Monday, March 26, 2012

Bert Sugar Dies



Unless you follow boxing, you may not know who Bert Sugar was.

Bert Sugar was a sports journalist. I prefer that term to sports writer because sports writer sounds like the writer in question could have written about anything but settled for sports — or was forced to do so by circumstances.

Sugar may have chosen to write about sports, but he didn't settle, and he wasn't forced into it. I always felt he was born to write about sports, particularly boxing. It was his passion, the way it is some sports journalists' passion to write about horse racing.

How ironic it was that he should die a couple of days after the 50th anniversary of the fight that, reportedly, led to boxing's first televised fatality.

I'm tempted to compare him to Red Smith, but Smith was a true sports journalist, writing about every sport with equal enthusiasm — whereas Sugar really was more of a specialist.

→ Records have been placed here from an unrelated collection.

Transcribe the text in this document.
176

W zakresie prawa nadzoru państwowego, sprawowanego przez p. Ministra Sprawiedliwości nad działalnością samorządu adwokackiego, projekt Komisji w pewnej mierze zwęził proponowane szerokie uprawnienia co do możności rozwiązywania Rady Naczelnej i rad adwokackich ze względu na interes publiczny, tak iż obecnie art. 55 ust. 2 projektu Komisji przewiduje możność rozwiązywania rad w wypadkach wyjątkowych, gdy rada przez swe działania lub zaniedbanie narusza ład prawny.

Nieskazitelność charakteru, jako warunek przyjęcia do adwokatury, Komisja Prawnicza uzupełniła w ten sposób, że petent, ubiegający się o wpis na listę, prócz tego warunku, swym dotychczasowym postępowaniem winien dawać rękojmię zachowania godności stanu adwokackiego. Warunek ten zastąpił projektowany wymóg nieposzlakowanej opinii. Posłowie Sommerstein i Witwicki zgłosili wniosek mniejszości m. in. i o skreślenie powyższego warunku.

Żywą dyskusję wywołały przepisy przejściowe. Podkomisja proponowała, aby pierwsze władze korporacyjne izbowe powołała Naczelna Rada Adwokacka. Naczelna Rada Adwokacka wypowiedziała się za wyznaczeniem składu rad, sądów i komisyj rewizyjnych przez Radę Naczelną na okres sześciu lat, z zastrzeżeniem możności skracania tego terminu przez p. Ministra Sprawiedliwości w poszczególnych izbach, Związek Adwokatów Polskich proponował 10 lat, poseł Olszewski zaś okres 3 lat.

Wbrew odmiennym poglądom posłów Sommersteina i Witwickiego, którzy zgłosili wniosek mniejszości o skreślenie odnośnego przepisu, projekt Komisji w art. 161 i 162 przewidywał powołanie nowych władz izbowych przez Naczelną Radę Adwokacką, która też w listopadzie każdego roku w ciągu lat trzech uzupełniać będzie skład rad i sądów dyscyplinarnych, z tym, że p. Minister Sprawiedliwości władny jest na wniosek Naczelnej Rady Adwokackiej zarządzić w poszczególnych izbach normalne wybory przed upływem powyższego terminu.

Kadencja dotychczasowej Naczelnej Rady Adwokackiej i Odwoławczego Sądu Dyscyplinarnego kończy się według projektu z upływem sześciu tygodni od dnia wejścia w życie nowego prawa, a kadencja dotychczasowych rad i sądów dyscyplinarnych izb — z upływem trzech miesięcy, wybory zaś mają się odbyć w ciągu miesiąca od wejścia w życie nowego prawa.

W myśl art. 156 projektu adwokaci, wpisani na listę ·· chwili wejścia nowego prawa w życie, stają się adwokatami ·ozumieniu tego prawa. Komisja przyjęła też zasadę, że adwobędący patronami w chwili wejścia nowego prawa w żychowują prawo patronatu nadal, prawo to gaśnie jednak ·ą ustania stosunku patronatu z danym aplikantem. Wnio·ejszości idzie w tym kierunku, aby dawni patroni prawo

Sugar wrote more than 80 books, but most of them dealt with boxing. He was a boxing historian. Some of his books were about baseball — one was even about early 20th century escape artist Harry Houdini — but most were about boxing — the great fights, the great fighters — filled with nuggets that most casual observers would never know otherwise.

I read some of his books. I saw him on TV more frequently, commenting on the sport, offering insights no one else could. He was always easy to spot with his tradmark fedora hat. He was kind of an amiable, informal version of Tom Landry, I suppose.

He was afflicted with lung cancer — no doubt an outcome of his long cigar habit — and that, apparently, was what finally took his life.

He will be missed, especially whenever a significant fight comes along.